Not to mention that this business seems to be thriving in the midst of a full blown recession. But that is probably more of a reflection of the developing market than the product itself. There is the point that because of the weak economy, home entertainment is taking the place of traditional family outings. It is therefore not unreasonable to expect to spend more for quality home theater experiences. Cable programmers for instance, are opting to show rather than tell when it comes to marketing their high-definition channels. That’s because industry experts believe hi def television sells best by word of mouth: someone checking out the game on a neighbor’s new HDTV set for the first time or doing a double-take when James Bond orders a dry vodka martini on a big screen in a Planet Hollywood restaurant. However, consumer confusion still exists about hi def programming. Some consumers buy hi def TV’s but don’t sign up for programming. Tammy Timmons, senior programming manager for EchoStar says, “the focus of marketing on the notion that hi-def is part of a package and not a separate or add-on service is more of a positioning statement, there is still a lot of confusion in the marketplace. Customers often still assume they are getting HD even if they aren’t” (Whitney).
In any case, as with all electronics, the supply will eventually exceed the demand. This will hopefully bring prices down to the point of making the advertisers actually make an effort to sell the product rather than make the consumer feel guilty for not buying it.

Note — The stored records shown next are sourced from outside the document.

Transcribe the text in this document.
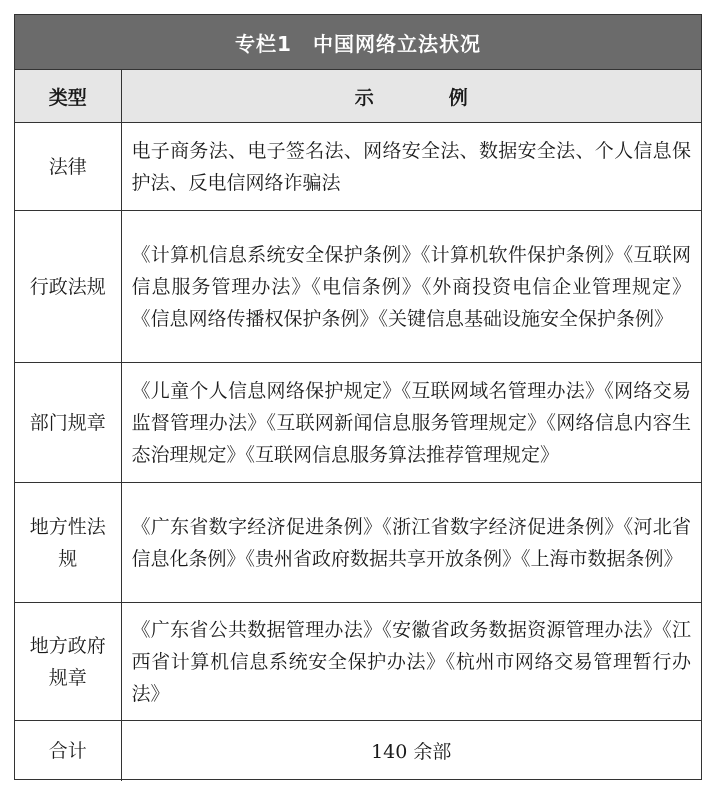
专栏1　中国网络立法状况
类型	示　例
法律	电子商务法、电子签名法、网络安全法、数据安全法、个人信息保护法、反电信网络诈骗法
行政法规	《计算机信息系统安全保护条例》《计算机软件保护条例》《互联网信息服务管理办法》《电信条例》《外商投资电信企业管理规定》《信息网络传播权保护条例》《关键信息基础设施安全保护条例》
部门规章	《儿童个人信息网络保护规定》《互联网域名管理办法》《网络交易监督管理办法》《互联网新闻信息服务管理规定》《网络信息内容生态治理规定》《互联网信息服务算法推荐管理规定》
地方性法规	《广东省数字经济促进条例》《浙江省数字经济促进条例》《河北省信息化条例》《贵州省政府数据共享开放条例》《上海市数据条例》
地方政府规章	《广东省公共数据管理办法》《安徽省政务数据资源管理办法》《江西省计算机信息系统安全保护办法》《杭州市网络交易管理暂行办法》
合计	140 余部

If held economically accountable, they may actually have to start explaining what these products do and how they compare in relation to others like it. Broadcast systems will actually have to give incentives and provide information other than celebrity impersonations and pop diva endorsements. It is unclear as to an alternate use of the technology, so for now we will have to assign it to enhancing “Spiderman” and the “Fiesta Bowl”. If consumers can afford this HD phenomenon, they should spend time researching it on their own, with no influence other than their desire to see clearly.